Jealousy is painful but it’s also a sign you are sensitive and rich with emotion – and that’s a good thing. You want to feel your feelings and not block them – and these sensitivities in you point to your ability to feel love and happiness. So if you are finding yourself self-protecting and fearing the worst because you’ve had some bad experiences, work to continue to be brave.  Continue to put yourself out there and continue to get back up again.  Do not allow your pain baggage to prevent you from loving and showing your truth to the world. Because your heart is the most valuable gift you have to give and it will bring you the greatest gifts if you continue to stay vulnerable.  Let it be a comfort to you that much of life is unknown and out of your control. Take the pressure of yourself to make everything a comment on you and instead, just live.  Once you embrace powerlessness, you can go all in! Make peace with the fact that you cannot control others and don’t try to.

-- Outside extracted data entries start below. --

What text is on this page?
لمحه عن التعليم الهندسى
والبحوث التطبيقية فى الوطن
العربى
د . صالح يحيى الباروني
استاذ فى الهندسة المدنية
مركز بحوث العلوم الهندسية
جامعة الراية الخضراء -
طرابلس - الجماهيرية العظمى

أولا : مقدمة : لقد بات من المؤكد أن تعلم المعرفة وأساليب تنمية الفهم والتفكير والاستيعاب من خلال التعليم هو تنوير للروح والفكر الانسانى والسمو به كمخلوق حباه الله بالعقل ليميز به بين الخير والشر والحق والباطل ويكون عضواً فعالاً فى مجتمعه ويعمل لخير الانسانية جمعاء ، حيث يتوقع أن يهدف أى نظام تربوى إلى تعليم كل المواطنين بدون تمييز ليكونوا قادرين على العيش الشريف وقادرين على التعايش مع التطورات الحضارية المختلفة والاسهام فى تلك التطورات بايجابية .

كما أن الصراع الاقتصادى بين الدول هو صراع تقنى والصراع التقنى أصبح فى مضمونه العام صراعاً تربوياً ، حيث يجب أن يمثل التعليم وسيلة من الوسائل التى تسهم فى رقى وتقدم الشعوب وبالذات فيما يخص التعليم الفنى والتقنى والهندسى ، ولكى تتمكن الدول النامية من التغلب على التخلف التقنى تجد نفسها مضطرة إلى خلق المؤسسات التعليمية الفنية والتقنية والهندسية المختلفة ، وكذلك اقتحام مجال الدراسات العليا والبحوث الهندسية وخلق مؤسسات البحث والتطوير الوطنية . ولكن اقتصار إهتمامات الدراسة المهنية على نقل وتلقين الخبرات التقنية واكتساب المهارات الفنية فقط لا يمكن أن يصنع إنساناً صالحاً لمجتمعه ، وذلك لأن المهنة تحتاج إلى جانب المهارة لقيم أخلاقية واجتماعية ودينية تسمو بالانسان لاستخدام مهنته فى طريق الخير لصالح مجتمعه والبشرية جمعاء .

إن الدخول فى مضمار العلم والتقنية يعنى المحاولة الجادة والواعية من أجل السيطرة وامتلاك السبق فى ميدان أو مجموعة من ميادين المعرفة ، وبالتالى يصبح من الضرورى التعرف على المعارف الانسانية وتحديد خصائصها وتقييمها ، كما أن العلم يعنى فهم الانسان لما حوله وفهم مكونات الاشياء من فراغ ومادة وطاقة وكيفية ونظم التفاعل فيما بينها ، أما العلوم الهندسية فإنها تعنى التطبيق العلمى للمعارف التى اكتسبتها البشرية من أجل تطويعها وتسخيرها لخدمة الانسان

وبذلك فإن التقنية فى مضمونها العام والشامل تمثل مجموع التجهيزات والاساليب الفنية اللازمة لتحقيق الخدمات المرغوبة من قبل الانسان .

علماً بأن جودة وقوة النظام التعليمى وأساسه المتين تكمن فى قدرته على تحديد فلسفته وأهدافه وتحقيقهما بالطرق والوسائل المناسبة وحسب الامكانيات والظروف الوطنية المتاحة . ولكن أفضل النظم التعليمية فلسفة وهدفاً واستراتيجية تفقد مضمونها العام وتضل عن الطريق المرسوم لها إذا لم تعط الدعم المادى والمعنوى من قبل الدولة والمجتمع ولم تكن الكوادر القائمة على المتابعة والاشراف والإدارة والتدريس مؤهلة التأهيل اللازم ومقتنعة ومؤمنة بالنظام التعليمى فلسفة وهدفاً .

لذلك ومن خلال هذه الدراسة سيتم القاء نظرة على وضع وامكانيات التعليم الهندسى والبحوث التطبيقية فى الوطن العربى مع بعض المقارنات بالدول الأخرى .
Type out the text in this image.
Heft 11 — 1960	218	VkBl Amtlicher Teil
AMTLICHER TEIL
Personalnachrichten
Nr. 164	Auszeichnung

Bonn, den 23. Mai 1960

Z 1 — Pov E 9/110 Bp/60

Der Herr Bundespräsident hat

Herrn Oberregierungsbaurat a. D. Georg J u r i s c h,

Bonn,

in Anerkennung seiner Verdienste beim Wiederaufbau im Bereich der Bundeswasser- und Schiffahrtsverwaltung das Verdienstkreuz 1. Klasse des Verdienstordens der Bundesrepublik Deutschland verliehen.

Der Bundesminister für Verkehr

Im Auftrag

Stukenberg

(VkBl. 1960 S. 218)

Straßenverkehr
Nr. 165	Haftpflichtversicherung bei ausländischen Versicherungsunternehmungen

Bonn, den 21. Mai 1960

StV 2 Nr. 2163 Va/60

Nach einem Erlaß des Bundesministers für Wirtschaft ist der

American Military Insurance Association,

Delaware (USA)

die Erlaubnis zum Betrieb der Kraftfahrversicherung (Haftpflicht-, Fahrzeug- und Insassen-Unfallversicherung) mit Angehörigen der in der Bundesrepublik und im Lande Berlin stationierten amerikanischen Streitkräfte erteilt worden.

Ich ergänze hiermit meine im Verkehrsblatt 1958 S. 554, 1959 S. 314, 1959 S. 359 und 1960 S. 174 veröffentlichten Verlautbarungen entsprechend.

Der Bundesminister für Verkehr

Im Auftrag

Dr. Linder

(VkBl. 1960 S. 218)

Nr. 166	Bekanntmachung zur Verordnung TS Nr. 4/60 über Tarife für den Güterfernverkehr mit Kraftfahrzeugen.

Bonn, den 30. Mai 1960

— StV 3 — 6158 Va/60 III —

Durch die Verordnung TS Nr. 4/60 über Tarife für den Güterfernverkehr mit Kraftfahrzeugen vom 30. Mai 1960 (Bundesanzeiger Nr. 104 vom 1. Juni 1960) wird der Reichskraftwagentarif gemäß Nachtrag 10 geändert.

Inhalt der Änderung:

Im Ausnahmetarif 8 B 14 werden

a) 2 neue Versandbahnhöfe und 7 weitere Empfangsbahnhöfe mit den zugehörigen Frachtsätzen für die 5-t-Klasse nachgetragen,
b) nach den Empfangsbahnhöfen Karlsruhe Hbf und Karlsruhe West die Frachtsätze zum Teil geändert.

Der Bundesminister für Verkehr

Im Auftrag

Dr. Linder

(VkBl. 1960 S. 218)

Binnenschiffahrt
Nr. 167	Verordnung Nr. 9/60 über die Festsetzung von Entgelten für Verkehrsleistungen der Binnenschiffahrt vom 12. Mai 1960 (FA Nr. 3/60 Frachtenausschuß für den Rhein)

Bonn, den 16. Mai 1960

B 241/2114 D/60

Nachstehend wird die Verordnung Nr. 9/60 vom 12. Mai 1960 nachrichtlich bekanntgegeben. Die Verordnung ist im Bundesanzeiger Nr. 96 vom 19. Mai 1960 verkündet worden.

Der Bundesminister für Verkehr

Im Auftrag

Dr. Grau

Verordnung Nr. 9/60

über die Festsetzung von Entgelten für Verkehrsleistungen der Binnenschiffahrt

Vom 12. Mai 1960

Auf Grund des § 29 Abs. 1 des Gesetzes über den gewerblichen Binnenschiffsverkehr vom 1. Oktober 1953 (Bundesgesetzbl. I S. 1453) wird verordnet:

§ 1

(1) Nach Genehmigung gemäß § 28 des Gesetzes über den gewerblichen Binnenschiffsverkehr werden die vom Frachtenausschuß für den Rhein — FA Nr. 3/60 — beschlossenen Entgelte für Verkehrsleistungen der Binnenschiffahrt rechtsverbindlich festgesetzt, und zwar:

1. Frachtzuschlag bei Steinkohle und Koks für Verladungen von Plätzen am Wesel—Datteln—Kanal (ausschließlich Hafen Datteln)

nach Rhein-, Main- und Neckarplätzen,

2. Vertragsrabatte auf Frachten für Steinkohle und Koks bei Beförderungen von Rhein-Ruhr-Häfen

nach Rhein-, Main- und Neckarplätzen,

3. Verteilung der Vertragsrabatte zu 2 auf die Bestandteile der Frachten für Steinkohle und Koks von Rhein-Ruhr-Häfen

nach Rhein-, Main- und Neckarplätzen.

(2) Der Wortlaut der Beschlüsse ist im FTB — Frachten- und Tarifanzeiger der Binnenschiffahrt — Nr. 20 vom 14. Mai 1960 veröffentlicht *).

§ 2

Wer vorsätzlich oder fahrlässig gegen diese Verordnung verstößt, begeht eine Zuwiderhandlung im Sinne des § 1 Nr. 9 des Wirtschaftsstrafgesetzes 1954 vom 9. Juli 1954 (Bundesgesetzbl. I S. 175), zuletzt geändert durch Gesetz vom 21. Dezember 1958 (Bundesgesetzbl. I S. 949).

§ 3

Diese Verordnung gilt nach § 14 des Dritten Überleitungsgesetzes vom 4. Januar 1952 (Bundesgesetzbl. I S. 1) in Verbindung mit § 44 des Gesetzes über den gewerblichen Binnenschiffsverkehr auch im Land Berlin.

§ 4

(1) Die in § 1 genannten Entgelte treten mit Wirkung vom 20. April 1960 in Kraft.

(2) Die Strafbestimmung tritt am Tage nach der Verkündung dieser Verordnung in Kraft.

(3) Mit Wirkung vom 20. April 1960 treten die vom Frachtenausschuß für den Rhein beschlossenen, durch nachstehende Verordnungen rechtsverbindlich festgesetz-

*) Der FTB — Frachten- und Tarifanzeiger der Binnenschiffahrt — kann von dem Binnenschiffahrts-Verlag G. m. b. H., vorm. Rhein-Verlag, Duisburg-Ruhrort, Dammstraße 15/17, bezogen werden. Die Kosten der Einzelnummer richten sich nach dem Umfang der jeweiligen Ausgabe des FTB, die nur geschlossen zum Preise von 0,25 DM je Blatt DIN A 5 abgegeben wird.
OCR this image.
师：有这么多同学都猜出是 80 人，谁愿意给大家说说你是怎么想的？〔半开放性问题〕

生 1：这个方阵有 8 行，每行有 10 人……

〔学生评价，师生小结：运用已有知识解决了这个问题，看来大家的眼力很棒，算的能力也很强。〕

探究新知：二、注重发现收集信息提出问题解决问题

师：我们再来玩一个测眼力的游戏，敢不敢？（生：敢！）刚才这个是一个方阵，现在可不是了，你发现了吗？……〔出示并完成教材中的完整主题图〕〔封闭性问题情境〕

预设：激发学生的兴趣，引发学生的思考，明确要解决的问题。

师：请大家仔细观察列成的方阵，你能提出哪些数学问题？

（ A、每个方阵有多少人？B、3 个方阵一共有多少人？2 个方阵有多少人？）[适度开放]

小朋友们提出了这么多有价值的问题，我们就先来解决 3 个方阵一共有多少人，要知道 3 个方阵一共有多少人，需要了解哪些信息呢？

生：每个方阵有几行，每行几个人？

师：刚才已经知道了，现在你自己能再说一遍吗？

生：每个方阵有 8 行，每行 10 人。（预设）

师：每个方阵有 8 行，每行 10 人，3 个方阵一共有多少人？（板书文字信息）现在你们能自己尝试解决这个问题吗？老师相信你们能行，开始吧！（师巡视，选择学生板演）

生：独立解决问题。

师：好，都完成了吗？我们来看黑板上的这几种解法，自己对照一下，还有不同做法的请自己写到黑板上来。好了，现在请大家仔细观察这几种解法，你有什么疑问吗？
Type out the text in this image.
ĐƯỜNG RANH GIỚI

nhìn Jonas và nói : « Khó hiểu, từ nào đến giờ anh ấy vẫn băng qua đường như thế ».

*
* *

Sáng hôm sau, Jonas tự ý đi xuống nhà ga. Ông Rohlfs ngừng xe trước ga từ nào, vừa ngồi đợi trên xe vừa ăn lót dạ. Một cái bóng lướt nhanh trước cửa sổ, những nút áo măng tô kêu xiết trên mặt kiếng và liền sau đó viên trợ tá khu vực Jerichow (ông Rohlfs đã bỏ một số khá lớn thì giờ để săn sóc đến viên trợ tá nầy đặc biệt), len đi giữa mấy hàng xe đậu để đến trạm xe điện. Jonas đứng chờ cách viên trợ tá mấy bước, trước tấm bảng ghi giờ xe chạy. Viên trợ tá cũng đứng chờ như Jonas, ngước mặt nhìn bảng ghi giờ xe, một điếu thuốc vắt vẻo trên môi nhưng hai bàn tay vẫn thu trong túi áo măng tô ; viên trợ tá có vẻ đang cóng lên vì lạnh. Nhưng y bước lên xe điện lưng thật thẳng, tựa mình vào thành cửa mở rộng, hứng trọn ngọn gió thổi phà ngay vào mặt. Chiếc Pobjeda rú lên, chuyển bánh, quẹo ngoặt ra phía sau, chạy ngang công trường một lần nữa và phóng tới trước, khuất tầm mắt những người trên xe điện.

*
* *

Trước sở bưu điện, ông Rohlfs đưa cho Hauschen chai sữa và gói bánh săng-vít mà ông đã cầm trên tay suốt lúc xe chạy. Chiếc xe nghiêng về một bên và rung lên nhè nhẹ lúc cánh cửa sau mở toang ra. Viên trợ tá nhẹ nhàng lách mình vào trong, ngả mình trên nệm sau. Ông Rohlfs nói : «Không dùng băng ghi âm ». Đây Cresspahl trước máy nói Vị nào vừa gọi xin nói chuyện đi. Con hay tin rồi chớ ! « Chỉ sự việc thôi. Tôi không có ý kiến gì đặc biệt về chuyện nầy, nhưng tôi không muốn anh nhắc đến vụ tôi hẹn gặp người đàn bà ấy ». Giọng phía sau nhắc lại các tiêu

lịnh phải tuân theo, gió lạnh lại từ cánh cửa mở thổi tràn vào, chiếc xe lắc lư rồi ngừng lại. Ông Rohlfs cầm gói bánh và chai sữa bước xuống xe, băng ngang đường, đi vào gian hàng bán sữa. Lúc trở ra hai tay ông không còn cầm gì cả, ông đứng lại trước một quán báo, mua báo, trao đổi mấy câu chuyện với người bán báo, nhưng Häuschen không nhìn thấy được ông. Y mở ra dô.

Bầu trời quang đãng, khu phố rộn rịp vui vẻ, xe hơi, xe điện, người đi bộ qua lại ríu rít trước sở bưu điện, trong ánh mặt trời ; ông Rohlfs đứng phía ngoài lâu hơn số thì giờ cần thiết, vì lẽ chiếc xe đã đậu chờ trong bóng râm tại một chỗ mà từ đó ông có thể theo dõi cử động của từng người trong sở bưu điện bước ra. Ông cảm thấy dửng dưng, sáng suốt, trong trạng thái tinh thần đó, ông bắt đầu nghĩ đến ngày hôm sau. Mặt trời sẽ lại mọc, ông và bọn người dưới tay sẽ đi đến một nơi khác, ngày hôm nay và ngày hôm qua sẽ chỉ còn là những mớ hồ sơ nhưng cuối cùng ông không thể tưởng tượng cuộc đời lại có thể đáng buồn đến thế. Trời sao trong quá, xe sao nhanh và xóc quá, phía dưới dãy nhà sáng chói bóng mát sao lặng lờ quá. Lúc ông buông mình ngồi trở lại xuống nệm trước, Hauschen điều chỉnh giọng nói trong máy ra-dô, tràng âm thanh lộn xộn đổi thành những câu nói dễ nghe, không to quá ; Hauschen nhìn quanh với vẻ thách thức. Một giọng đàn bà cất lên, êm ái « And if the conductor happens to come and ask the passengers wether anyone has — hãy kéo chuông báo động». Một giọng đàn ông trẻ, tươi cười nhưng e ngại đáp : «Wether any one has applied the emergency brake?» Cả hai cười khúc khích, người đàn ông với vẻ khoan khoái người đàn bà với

Jealousy at its core comes from a belief that you are not enough.  That you are lacking.  And that is a very powerful and uncomfortable feeling.  Work on telling yourself with your actions that yes, you are enough.  Because you deserve love exactly as you are. From you. You deserve to be proud of yourself at this very moment, right now. If you want to self-improve and you want to be better, love yourself for wanting that. Do not allow anyone – including yourself, to say mean or hurtful things to you: that you should be like someone else or you would be better if you had something someone else had. Screw that – you are YOU – that’s WAAAY better than being someone else. You might be working on being able to see that better, but it’s true. You should treasure yourself and covet yourself. Because here’s what happens as you go: the more you are kind and loving and TOLERANT to yourself, the better YOU begin to feel. The more valued you begin to feel as a human being. That’s right. Value in you starts with how YOU treat you.

Before I end this, I want you to do a visualization practice with me. Ready? Awesome.

Self-love Exercise

Close your eyes. (Well, read this and then close your eyes.) Picture yourself right now. Picture yourself trying to help yourself to improve.  Now feel appreciation for yourself.  Picture yourself in a moment you’ve felt jealous, recently. Now - have empathy for yourself. Picture yourself suffering and being put through painful feelings and struggling to change that – and now feel love for yourself. Feel extreme PRIDE in yourself. Spend one moment focusing on sending love to yourself. Visualize it surrounding your body.

As you move forward and practice these tools, be very patient and gentle with yourself. Don’t get upset if you do feel jealous – take a step back and analyze how you can HELP yourself find relief. That’s what this is all about. Empowering yourself in those moments and changing how you react to things. The more you can help and soothe yourself in the face of jealousy, the better you’ll feel about yourself. And here’s the secret key to all of it:  When you love yourself and value yourself – you don’t get jealous. Ever. It’s the best feeling in the world! You are now walking down the path toward what you want – keep a’ goin’ and I send you my love. Don’t forget to smile!!!